What newer W+K clients say they value most is the agency's ablity to
intuit a truth about the brand, then figure out the best way to communicate that. Airbnb cofounder and CEO Brian Chesky signed with W+K in 2017. “What stood out was how they really understood that Airbnb’s soul is in our host community,” Chesky says. “The central message of their pitch was about how to bring out the magic of travel through our hosts and enable them to realize their potential. It was so compelling that I’ve saved that original pitch deck on my desktop and still turn to it for inspiration.” The Airbnb ads will begin rolling out in the first half of 2019.
Ford recently awarded W+K a piece of its massive $4 billion annual advertising account because W+K “had a way of zeroing in on the brand voice and not thinking about what the next campaign from Ford should be,” says Matt Vandyke, Ford’s director of U.S. marketing. “It was about the essence of who we are and who we’ve always been. That’s what made us decide to work with them.”
The agency’s first ad for Ford debuted in October. It featured actor Bryan Cranston extolling the brand’s legacy and its renewed commitment to innovation. The gist being, while many talk about the future, Ford is busy building for it.
Meanwhile, W+K has also been busy reshaping itself. The company expanded its leadership team in 2016 from nine agency partners, based primarily in Portland and London, to a more diverse set of 24 stakeholders spread across the agency’s seven locations around the world. Nearly 70% of department heads in W+K’S Portland office are people of color or women.
Decourcy says that in order to attract diverse emerging talent, W+K has continued to expand the paid internship program that originated in its Amsterdam office. The current class of the six-month program is overwhelmingly made up of women and people of color.

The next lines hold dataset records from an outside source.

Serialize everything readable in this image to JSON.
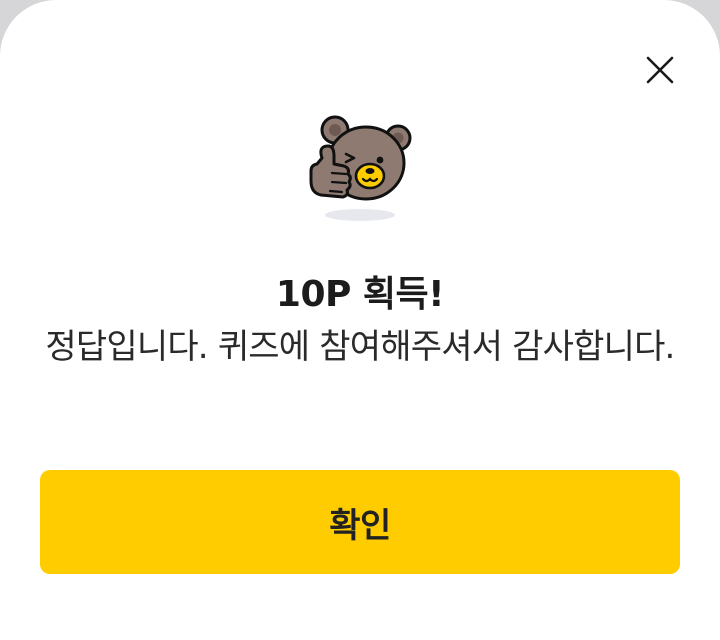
{
  "dialog": {
    "title": "10P 획득!",
    "message": "정답입니다. 퀴즈에 참여해주셔서 감사합니다.",
    "confirm_label": "확인",
    "close_icon": "close-icon",
    "mascot_icon": "bear-thumbs-up-icon"
  },
  "colors": {
    "accent": "#FFCC00",
    "background": "#FFFFFF",
    "backdrop": "#D6D6D9",
    "text": "#1C1C1C"
  }
}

The agency is also fostering diversity through different kinds of creative projects. Last year, the agency launched On She Goes, a digital travel platform aimed at and run by women of color. It also helped one of W+K’S former producers, Sarah Gertrude Shapiro, get her idea for a short film off the ground, and that project eventually became the show Unreal, which debuted on Lifetime in 2015 and is now streaming its fourth season on Hulu.
Decourcy is particularly focused on fixing one pernicious and systemic issue in advertising: that credit too often rolls up overwhelmingly to a white male with a fancy title. That’s why, at an all-company meeting in the two-story atrium of W+K’S Portland office this past November, she encourages the crowd of agency staffers to put some questions to the reporter who’s been lurking in the hallways the past few days. Since every person in the building is responsible for the work, every person in the building should have the opportunity to inform the W+K story.
They talk about the state of the industry and ad work they admire. For all its selfimage as an outlier and band of creative misfits, W+K is an agency awash in industry accolades, most recently Adweek’s 2018 U.S. Agency of the Year. Decourcy says that while peer recognition is nice and does serve a purpose, the real prize is GQ writing about KFC swag, The New Yorker think-piecing the hell out of the Nike Kaepernick ad, or Black-ish star Jenifer Lewis rocking a Nike sweatshirt at the Emmys and telling every reporter along the red carpet that it was in support of Kaepernick. To illustrate her point, Decourcy turns to the gathered staff and asks, “How many people here can name what won the Cannes Lions Grand Prix this year?” Crickets.
“See? Zero shits given. All that matters is the work.”